Agents backtrack in hunt for bombing suspect
By Scott Duncan
ANDREWS, N.C. (Reuters) - Federal agents have searched about 10 square miles
of a rugged 30 square-mile tract in the western North Carolina mountains
where they believe abortion clinic bombing suspect Eric Robert Rudolph is
hiding, an FBI special agent said Monday.
Teams of federal agents and local law enforcement officers also were
backtracking over mountain trails and remote cabins for new clues as they
began the second week of a methodical manhunt for one of the FBI's 10 Most
Wanted fugitives.
"We may go back again" to some of the areas already searched, said Woody
Enderson, who heads the Southeast Bomb Task Force investigating a series of
bombings in the region over the past three years.
The FBI has offered a $1 million reward for information leading to the
arrest of Rudolph, who has been charged in the January 29 bombing of a
Birmingham, Alabama abortion clinic that killed an off-duty policeman and
injured a nurse.
Rudolph, 31, also is wanted for questioning in three earlier Atlanta-area
bombings, including the July 1996 Centennial Olympic Park blast in Atlanta
that killed a woman and injured more than 100 people.

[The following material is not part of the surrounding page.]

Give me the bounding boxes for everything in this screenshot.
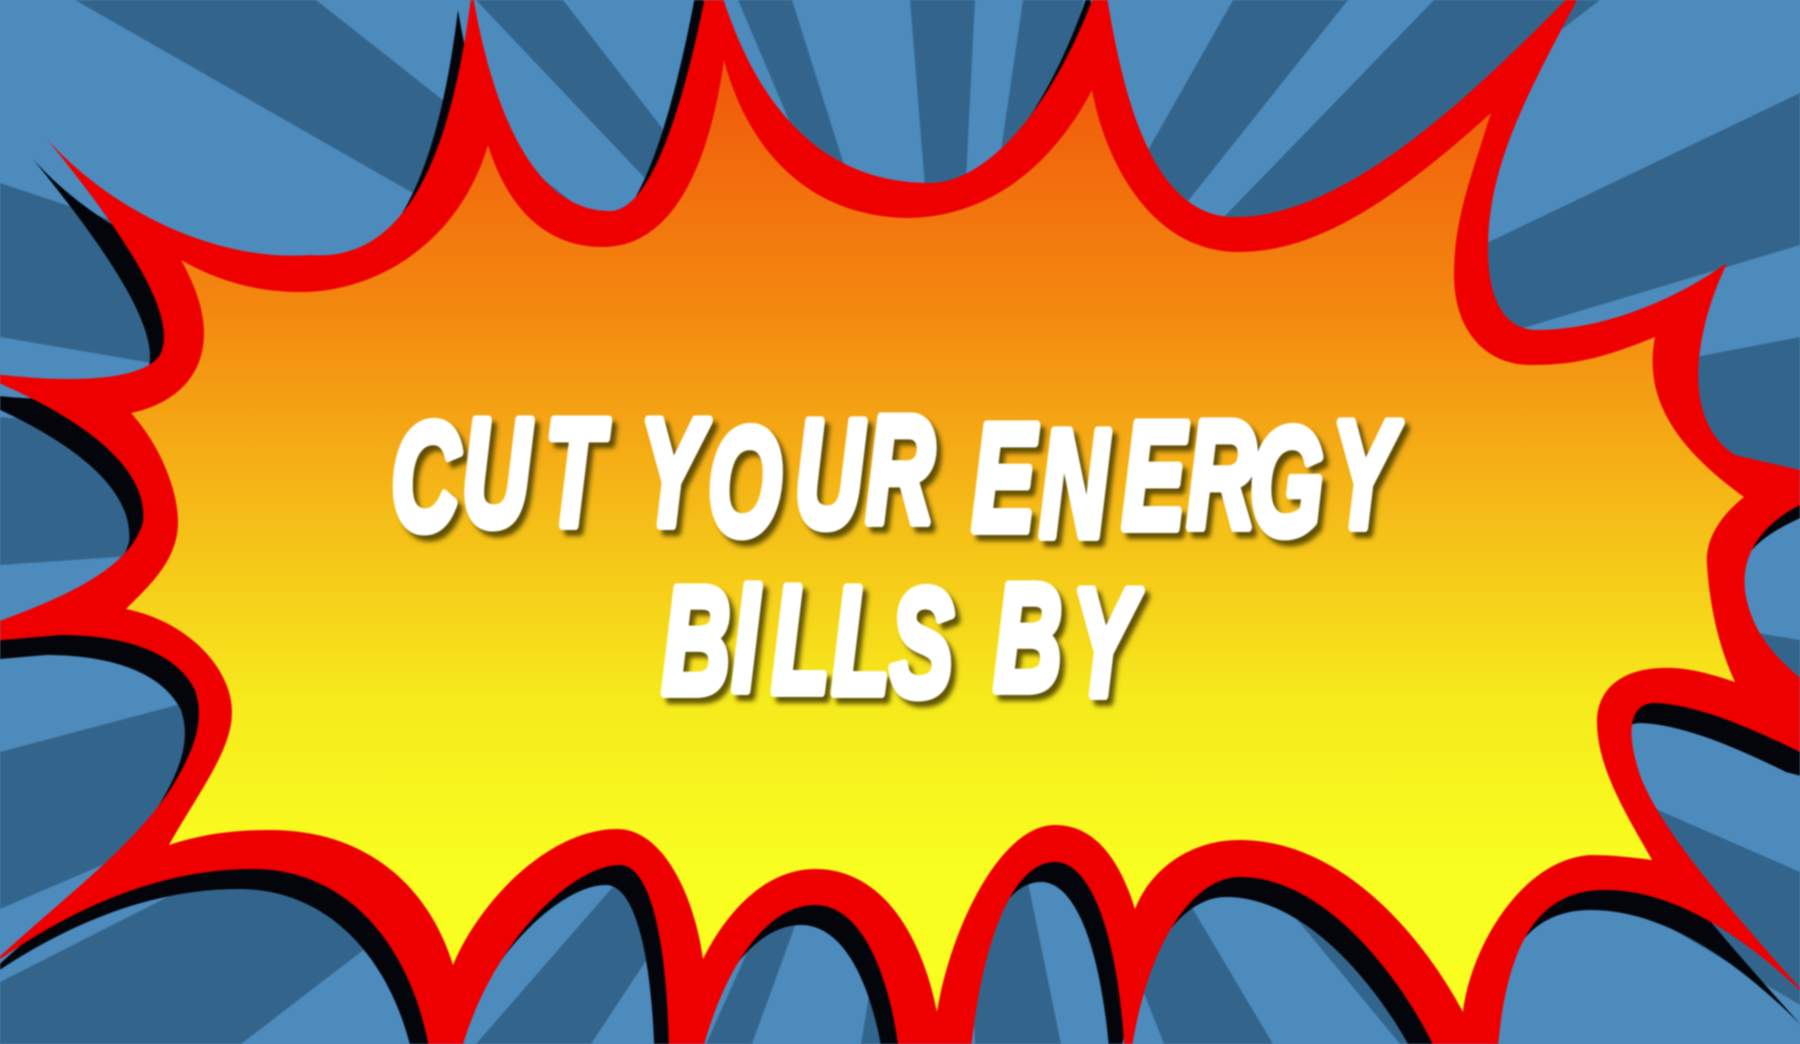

Teams of federal agents returned to a mountain cabin home of George
Nordmann, the owner of a health food store who reported seeing Rudolph July
7 when the fugitive came to his cabin seeking provisions.
Nordmann has been under media siege since reopening his store over the
weekend, but has declined comment.
According to the FBI, Rudolph on July 9 took the man's battered 1977 Datsun
pick-up truck and a six-month supply of food before ditching the truck in a
nearby U.S. Forest Service campground and retreating into the hills.
The truck was found early last Monday in the Bob Allison campground near
Nantahala Lake east of Andrews, North Carolina, where federal agents have
since concentrated their manhunt. Andrews is about 120 miles north of
Atlanta.
Operating out of a campsite that normally hosts Boy Scout troops and
vacationing campers, teams of heavily armed, camouflaged agents have been
able to hike about 10-15 miles a day in their search for Rudolph, who grew
up in the area and is said to be an accomplished outdoorsman.
The painstaking manhunt has been slowed as the agents struggle through dense
undergrowth and dodge rattlesnakes seeking shade from a scorching summer sun
in rocky crevices along mountain ridges and trails.